Broker is the latest film from the master of the tender-hearted sentimental family drama, Hirokazu Kore-eda, who recently made a television show for Netflix, not that you’d know because Netflix didn’t tell you. Here he’s back in his natural element for the first time since his 2018 drama Shoplifters which won the Palme d’Or. Both films focus on family, the nature of bonds found and real, and Broker uses that as a way to explore a multitude of themes, initially revolving around a pair of unorthodox child brokers, who take babies from mothers who abandoned them and sell them onto aspiring parents, and the two cops that are chasing them down trying to catch them in the act.
Found family at the heart of Broker comes in many forms, one of redemption and togetherness, and the ability to find anyone through the most unlikeliest of circumstances. Can you forgive yourself? Do you want to? What right does a mother have to give up her child? Broker tackles all of these questions by placing the audience in an impossible choice that leaves them questioning whether they’d make the same calls in the same circumstances that Lee Ji-eun (IU) finds herself in, when she finds herself caught up under the wing of the same couple of brokers after abandoning her baby at a baby box – Song Kang-ho’s Sang hyeon and Gang Dong-won’s Dong-soo.
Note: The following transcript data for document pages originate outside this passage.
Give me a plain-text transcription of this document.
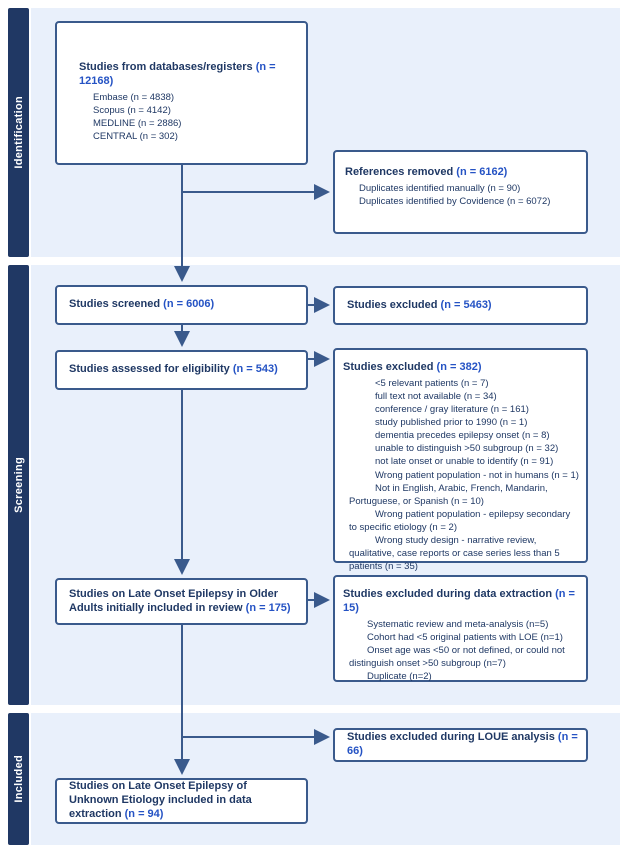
Identification
Screening
Included
Studies from databases/registers (n = 12168)
Embase (n = 4838)
Scopus (n = 4142)
MEDLINE (n = 2886)
CENTRAL (n = 302)
References removed (n = 6162)
Duplicates identified manually (n = 90)
Duplicates identified by Covidence (n = 6072)
Studies screened (n = 6006)	Studies excluded (n = 5463)
Studies assessed for eligibility (n = 543)	Studies excluded (n = 382)
<5 relevant patients (n = 7)
full text not available (n = 34)
conference / gray literature (n = 161)
study published prior to 1990 (n = 1)
dementia precedes epilepsy onset (n = 8)
unable to distinguish >50 subgroup (n = 32)
not late onset or unable to identify (n = 91)
Wrong patient population - not in humans (n = 1)
Not in English, Arabic, French, Mandarin, Portuguese, or Spanish (n = 10)
Wrong patient population - epilepsy secondary to specific etiology (n = 2)
Wrong study design - narrative review, qualitative, case reports or case series less than 5 patients (n = 35)
Studies on Late Onset Epilepsy in Older Adults initially included in review (n = 175)
Studies excluded during data extraction (n = 15)
Systematic review and meta-analysis (n=5)
Cohort had <5 original patients with LOE (n=1)
Onset age was <50 or not defined, or could not distinguish onset >50 subgroup (n=7)
Duplicate (n=2)
Studies excluded during LOUE analysis (n = 66)
Studies on Late Onset Epilepsy of Unknown Etiology included in data extraction (n = 94)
All 3 actors, megastars, give Broker the emotional heft that it needs – the characters feel completely believable within their world; and the perspective that you see of them shifts radically from person to person – you’re not presented the same worldview, but different people sharing different ideas – this is what makes this drama so special. It’s just as enthralling watching the path charted by Lee Joo-young’s Detective Lee and Bae Doona’s So-jin, and you’re torn between the two Detectives wanting to get their task done and the family’s continued survival even though they all know it’s impossible thing to do.
The score from Jung Jae-il gives Broker a sense of a warm hug; captured in its sentimental nature and welcoming overt gaze. There are funny moments made possible thanks to the child actor Im Seung-Soo, who plays Hae-jin, an aspiring footballer who joins the brokers at an orphanage and wants to play in the Premier League. It’s completely sincere in these touches and the humour adds a sense of warmth and depth to Broker that would not be possible otherwise; with the ever present danger – the police aren’t the only people following them – never really going away; and Broker has the potential as a result of that to skewer into something much darker but it makes a call not to – and the warmth that it brings is much appreciated given the subject matter.
The film is for those who leave and those who stay; what it means to those left behind, searching for a quest for answers when sometimes there is none. It looks into the parents of adopted children and the reasoning behind their adoption; and whether a child can ever forgive them in turn for leaving them behind – tugging at the emotional heartstrings as it does so. The revelation comes from Lee Ji-eun’s performance; a young woman who has to find her own path through life, not shown, as you’d expect from the louder American films, through a big operatic moment but a series of quieter ones - the bonds formed with other characters add depth to their choices that they make under the circumstances. It takes a lot of energy for the film to ask us to believe why these characters would make these choices and the actors should be praised for letting us take them on the journey where they do – making all these outside elements like the gangsters chasing the brokers and the police more involved would lend to a more convoluted feel, but the low-key aspect of Broker, though not without its own high stakes, is part of the reason why it’s so successful.
Wrestling with moral dilemmas is key to Broker's success – the ethically questionable story is something that you don’t fully find yourself questioning completely until the film cuts away from the brokers themselves – they’re the protagonists here; but the film is completely aware of their actions. It’s the performance of Song Kang-ho who brings a sense of wisdom beyond his gaze; but there’s also a touch of a haunted man there, the depth to his performance really anchors the film in place acting as the parent for a found family that he’d cast aside for his own survival. It’s just a wonderful ensemble all told; with every actor making the choice to tug at the audience’s heart and emotions and every actor succeeding in doing so. A side is chosen, but by the end - you'll be on that side, too.